Des projets d’infrastructures sont en cours. L’éducation et la jeunesse bénéficient d’une attention particulière. Les efforts de sécurisation du territoire se poursuivent. Les autorités affirment vouloir un État fort et souverain.
Les défis restent nombreux. La situation sécuritaire demeure fragile dans certaines régions. L’économie connaît des difficultés. Mais le gouvernement maintient son cap. Il mise sur la refondation nationale.

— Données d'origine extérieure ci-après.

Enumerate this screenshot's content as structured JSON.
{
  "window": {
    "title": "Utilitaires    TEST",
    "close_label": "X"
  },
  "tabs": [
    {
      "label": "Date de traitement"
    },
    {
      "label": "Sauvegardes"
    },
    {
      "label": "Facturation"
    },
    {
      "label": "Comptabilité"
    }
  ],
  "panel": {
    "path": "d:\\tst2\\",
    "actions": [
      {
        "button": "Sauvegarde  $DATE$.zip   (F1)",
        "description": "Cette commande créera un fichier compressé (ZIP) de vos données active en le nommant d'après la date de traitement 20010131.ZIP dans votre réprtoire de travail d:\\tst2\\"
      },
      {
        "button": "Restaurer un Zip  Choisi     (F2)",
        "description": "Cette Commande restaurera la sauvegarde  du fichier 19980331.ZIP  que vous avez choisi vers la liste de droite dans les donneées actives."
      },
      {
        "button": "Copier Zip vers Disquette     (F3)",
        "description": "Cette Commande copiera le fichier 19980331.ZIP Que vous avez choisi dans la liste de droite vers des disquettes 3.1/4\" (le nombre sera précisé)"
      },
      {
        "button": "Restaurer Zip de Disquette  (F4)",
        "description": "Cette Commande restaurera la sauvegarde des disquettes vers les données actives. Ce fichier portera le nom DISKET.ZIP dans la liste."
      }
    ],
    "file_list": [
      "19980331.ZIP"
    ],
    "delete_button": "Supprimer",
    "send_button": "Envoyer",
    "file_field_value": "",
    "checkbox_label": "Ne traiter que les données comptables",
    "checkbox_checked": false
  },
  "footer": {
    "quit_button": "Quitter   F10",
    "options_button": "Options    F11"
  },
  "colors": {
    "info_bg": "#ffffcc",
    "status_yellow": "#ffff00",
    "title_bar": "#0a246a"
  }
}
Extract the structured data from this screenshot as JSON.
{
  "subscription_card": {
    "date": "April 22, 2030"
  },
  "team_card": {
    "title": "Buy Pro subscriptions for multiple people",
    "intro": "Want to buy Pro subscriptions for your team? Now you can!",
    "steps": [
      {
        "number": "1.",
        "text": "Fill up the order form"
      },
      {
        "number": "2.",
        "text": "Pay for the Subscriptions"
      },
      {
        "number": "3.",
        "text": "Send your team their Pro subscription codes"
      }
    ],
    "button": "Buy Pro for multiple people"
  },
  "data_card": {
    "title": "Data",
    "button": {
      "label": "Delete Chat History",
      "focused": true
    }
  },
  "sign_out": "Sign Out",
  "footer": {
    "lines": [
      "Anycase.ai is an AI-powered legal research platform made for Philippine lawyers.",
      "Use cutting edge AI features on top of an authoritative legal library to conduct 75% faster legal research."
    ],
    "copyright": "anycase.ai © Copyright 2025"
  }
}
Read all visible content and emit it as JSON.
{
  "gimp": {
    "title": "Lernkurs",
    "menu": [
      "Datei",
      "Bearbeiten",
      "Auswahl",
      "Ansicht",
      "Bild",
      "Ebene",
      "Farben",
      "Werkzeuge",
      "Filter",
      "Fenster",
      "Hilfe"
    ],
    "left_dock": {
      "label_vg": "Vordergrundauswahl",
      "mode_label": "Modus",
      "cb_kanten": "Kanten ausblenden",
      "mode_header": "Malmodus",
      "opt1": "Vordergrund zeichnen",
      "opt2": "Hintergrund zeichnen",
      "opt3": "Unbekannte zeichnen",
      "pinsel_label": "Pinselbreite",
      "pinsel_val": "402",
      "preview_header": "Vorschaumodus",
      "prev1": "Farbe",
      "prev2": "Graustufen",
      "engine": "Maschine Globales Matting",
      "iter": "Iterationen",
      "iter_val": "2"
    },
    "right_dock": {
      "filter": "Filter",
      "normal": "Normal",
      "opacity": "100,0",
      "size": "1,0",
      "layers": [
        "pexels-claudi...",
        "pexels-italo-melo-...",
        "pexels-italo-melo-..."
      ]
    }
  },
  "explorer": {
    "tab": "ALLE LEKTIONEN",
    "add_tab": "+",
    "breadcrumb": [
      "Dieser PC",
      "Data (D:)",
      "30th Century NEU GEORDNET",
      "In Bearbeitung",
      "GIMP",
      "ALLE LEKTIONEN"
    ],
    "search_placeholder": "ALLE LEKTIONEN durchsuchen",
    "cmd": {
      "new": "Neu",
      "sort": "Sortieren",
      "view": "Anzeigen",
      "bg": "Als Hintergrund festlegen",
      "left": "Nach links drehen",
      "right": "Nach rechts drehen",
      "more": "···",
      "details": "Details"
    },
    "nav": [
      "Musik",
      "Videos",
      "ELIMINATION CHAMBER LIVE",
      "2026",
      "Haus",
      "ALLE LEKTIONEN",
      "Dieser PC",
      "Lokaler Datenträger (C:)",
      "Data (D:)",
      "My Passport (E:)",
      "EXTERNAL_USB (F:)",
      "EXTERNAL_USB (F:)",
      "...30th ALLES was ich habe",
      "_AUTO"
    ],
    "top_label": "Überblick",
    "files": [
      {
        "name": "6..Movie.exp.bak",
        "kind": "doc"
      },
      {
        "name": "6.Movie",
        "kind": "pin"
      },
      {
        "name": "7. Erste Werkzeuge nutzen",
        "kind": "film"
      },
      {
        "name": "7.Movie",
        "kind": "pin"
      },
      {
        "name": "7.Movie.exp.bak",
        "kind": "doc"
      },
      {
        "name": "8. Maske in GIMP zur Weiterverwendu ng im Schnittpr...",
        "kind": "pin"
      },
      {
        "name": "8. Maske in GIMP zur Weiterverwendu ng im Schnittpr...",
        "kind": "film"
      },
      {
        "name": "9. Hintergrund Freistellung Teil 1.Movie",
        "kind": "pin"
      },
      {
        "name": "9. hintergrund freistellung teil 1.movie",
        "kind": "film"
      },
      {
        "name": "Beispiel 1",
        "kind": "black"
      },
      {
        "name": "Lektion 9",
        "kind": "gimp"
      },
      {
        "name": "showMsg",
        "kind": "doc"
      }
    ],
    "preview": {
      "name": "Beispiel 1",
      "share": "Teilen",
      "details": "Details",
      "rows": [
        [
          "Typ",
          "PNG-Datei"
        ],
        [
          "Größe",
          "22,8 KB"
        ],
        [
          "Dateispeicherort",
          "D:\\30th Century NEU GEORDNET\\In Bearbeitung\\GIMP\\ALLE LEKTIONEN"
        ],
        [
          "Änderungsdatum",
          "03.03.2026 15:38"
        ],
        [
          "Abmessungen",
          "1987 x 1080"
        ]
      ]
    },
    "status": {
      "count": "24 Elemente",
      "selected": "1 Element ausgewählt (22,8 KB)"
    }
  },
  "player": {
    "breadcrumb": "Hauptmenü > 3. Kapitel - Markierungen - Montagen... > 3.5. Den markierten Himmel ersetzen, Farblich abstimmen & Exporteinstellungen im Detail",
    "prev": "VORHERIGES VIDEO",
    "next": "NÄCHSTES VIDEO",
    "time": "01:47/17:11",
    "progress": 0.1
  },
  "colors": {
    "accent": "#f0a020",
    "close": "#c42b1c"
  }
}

Les progrès dans les infrastructures sont visibles. De nouvelles routes relient les villes. Les hôpitaux reçoivent des équipements. Les écoles accueillent plus d’enfants. Ces réalisations sont présentées comme des succès.
La coopération avec le Burkina Faso et le Niger s’est intensifiée. Les trois pays partagent des objectifs communs. Ils luttent ensemble contre l’insécurité. Ils cherchent à réduire leur dépendance extérieure.
Des critiques s’élèvent pourtant. Certains observateurs jugent les réformes insuffisantes. Ils pointent le manque de progrès démocratiques. Les élections prévues ont été repoussées. La société civile s’inquiète des restrictions.
Le gouvernement répond que la priorité est la sécurité. Il affirme que la stabilité viendra ensuite. Les Maliens attendent des résultats concrets. Leur patience est mise à l’épreuve.
La refondation du Mali est un processus long. Il nécessite des sacrifices. Il exige aussi une vision claire. Les autorités disent l’avoir. Le temps dira si leurs promesses se réalisent.